For Davies, it is quite personal. He has spent a large part of the last twenty years of his life trying to get Griffin expelled, humiliated and imprisoned for a variety of reasons.

Last year, in his capacity as a barrister, Davies defended the Belfast businessman accused of threatening the Griffin family. The businessman, David Sloan, was convicted and sentenced to prison.

During the Sloan trial, there seemed to be some confusion both in the court room and in the press as to who was actually on trial. HOPE not hate lamented pre-trial that we were unable to print a number of the allegations that were at the time printed in the Irish press. On a number of occasions there were attempts to introduce into court all kinds of scurrilous information-allegedly about Griffin’s finances, which were rejected outright by the judge presiding.

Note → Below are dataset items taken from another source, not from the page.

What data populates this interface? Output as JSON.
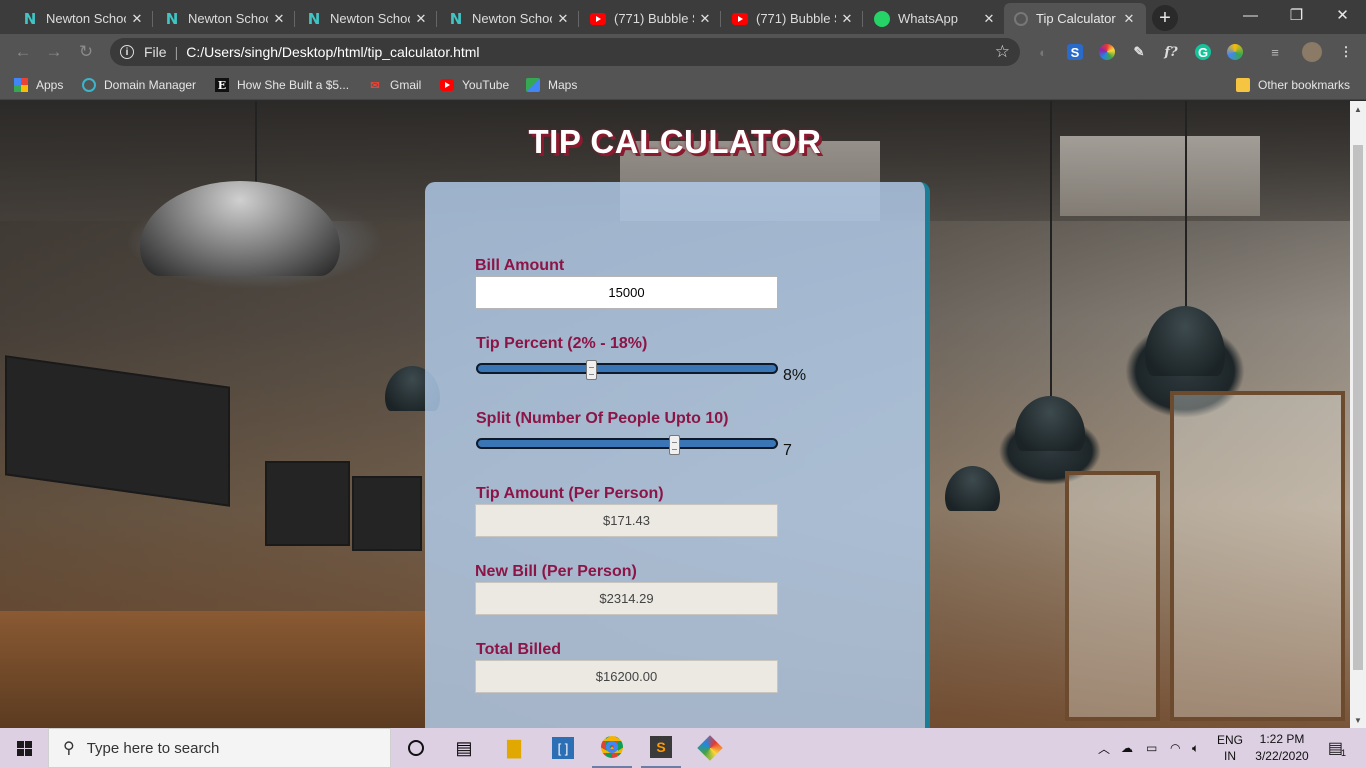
{
  "browser": {
    "tabs": [
      {
        "title": "Newton Schoo",
        "icon": "newton-favicon",
        "active": false
      },
      {
        "title": "Newton Schoo",
        "icon": "newton-favicon",
        "active": false
      },
      {
        "title": "Newton Schoo",
        "icon": "newton-favicon",
        "active": false
      },
      {
        "title": "Newton Schoo",
        "icon": "newton-favicon",
        "active": false
      },
      {
        "title": "(771) Bubble S",
        "icon": "youtube-favicon",
        "active": false
      },
      {
        "title": "(771) Bubble S",
        "icon": "youtube-favicon",
        "active": false
      },
      {
        "title": "WhatsApp",
        "icon": "whatsapp-favicon",
        "active": false
      },
      {
        "title": "Tip Calculator",
        "icon": "globe-favicon",
        "active": true
      }
    ],
    "address": {
      "scheme_label": "File",
      "url": "C:/Users/singh/Desktop/html/tip_calculator.html"
    },
    "bookmarks": [
      {
        "label": "Apps",
        "icon": "apps-grid-icon"
      },
      {
        "label": "Domain Manager",
        "icon": "domain-manager-icon"
      },
      {
        "label": "How She Built a $5...",
        "icon": "e-letter-icon"
      },
      {
        "label": "Gmail",
        "icon": "gmail-icon"
      },
      {
        "label": "YouTube",
        "icon": "youtube-icon"
      },
      {
        "label": "Maps",
        "icon": "maps-icon"
      }
    ],
    "other_bookmarks": "Other bookmarks"
  },
  "page": {
    "title": "TIP CALCULATOR",
    "bill": {
      "label": "Bill Amount",
      "value": "15000"
    },
    "tip": {
      "label": "Tip Percent (2% - 18%)",
      "value_text": "8%",
      "value": 8,
      "min": 2,
      "max": 18
    },
    "split": {
      "label": "Split (Number Of People Upto 10)",
      "value_text": "7",
      "value": 7,
      "min": 1,
      "max": 10
    },
    "tip_amount": {
      "label": "Tip Amount (Per Person)",
      "value": "$171.43"
    },
    "new_bill": {
      "label": "New Bill (Per Person)",
      "value": "$2314.29"
    },
    "total": {
      "label": "Total Billed",
      "value": "$16200.00"
    }
  },
  "taskbar": {
    "search_placeholder": "Type here to search",
    "lang_1": "ENG",
    "lang_2": "IN",
    "time": "1:22 PM",
    "date": "3/22/2020",
    "notifications": "1"
  },
  "colors": {
    "label": "#8c1446",
    "title_shadow": "#8b1a2f",
    "slider": "#3a76b5",
    "card_border": "#1b7d96"
  }
}
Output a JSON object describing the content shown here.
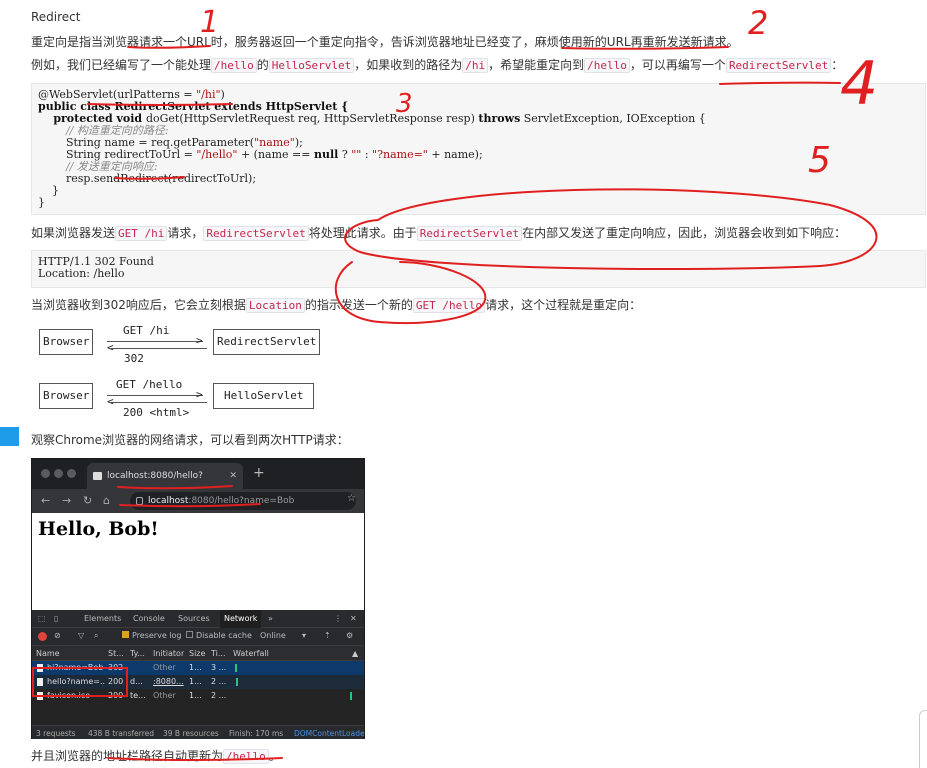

Since the announcement of Griffin’s bankruptcy, stories about properties in Croatia-among other places, have now been reintroduced, this time by the leader of the rival and moribund English Democratic Party (EDP), who is himself a solicitor.

People inside the BNP, now used to hearing outlandish stories about the way the party deals with its finances, tell us that Griffin, a Cambridge law graduate, has been advised in his ongoing legal difficulties by Patrick Harrington who is more common to acquiescing to the chair of employment tribunals.

What has not been aired for some reason, is just how bad Griffin’s bankruptcy is for the British National Party. The judge has also ordered that Griffin and Simon Darby pay £20,000 into court by March. This will of course be paid by the BNP as there is in the party’s (recently obscured) constitution, an indemnity out of party funds for liabilities incurred by the Chairman of the party.

There are a number of further people still chasing Griffin and the BNP for funds, among them the Commission for Equality and Human Rights, legal firms and former employees of the party.

As Griffin has gone bankrupt (and now it appears, so too has his former deputy Simon Darby), the debt must therefore go back to the party and if that is the case, those that were pusuing Griffin for monies can therefore chase the BNP. And the BNP has been none-too discreet in bragging of late about its supposed, healthy financial position.

Gilbert Davies & Partners, who brought the action to recover fees charged to defend an action by the Commission for Equality and Human Rights appear well within their rights to start an action to recover assets from the British National Party. And should evidence emerge that for whatever reason, people have helped either Griffin or the BNP dispose of or hide assets in funds or associations, and it can be proven so, those people themselves could be in contempt of court.

And here is the kick further, just as happened with the sacking of Mark Collett, if the party’s pot does appear empty, Gilbert Davies and a host of others still seeking what is lawfully theirs, could be able to pursue other BNP officials for the monies owed to them. We have been told by one insider that discussions are taking place among some to actually issue a winding up order against the party very soon.

This is all one presumes, known already by Adrian Davies.

So, how many other BNP officials can we expect to seek bankruptcy in the near future? The party was limping towards the European elections in May, it not even be crawling after March.